The party first walked a few hundred metres along Pike Lane leading to Winskill to observe the lynchets in the fields alongside the lane and to consider the possible location of the village in earlier times on the higher ground under the long cliffs at the top of the relatively modern quarry. The village is mentioned in the Domesday book, with Feg having three carucates of taxable land - around 180 to 360 acres, corresponding to the area of the present farmed fields. The village came into the hands of the Percy overlords in 1102. Elias, the then Lord of the Manor of Giggleswick granted his one carucate of land and the mill in Langcliffe in 1240 to Sawley Abbey, expecting eternal joy in heaven as a result. Tithes for Langcliffe are mentioned in a Finchale charter of 1269. It is said that the village was sacked by Scottish raiders in about 1318, after which event the village was rebuilt on its present site.
We walked back to the village with the townfields on either side of the lane. There are very few field names known from the early 1600s corresponding with tithe map names of 1844: the most interesting old names are Womelstroth (wommal - gadfly), Hagwormbottom (dialect for snake) and Frumper (unknown meaning). Some information on the mill on the Stainforth boundary is extant in the period 1499 to 1728.
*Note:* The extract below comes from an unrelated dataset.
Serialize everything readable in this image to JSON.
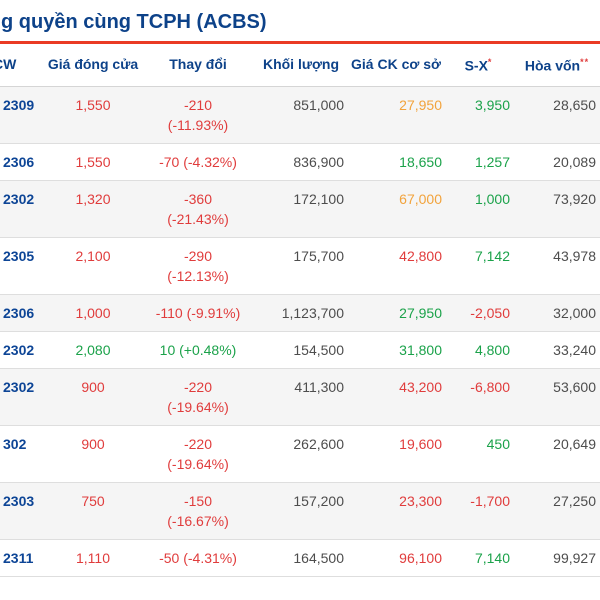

The 1379 Poll tax lists 35 persons over 14 years old, all except one paying fourpence. The Dissolution of Sawley Abbey in 1536 led to the sale of Langcliffe to the absentee landlord Sir Arthur Darcy; rental income was £25 8s 10d a year. The manor passed to his son Nicholas and we have collected together many documents concerning the mortgaging and eventual sale in 1591 by Nicholas to nine feoffees on behalf of the Langcliffe tenants. Nicholas borrowed very large sums of money from Sir Henry Billingsley, haberdasher and Lord Mayor of London, and from Lawrence Atwill of Exeter and the Skinner’s Company. His default led to the sale of Langcliffe in a set of different agreements with several families.
The stories behind several of the old houses were recounted. Hope Hill was noted in the will of Richard Preston of the Folly, in 1695. The Old Vicarage was the home of the Paley family from before 1670 until about 1900 (but became a vicarage only in the 1850s). Mount Pleasant Farm (1681) was the home of the Lawsons and Manor Farm House was built by Leonard Carr in 1678. Langcliffe Hall, built by Henry Somerscales in 1602 has a sketchy early history - but has links with trade in Norway and unfounded details of a visit by Sir Isaac Newton! The tenements at Winskill and Cowside are in the Langcliffe Parish and are very well-documented. We have 30 16th/17th C wills, two inventories and Parish Register details concerning many of the inhabitants of the village which help us to envisage life at that time. In addition taxation details from 1322 (in The National Archives) are a further source of interesting information. The history of the village continues to be revealed as early documents are ‘excavated’ from a variety of archives and family papers.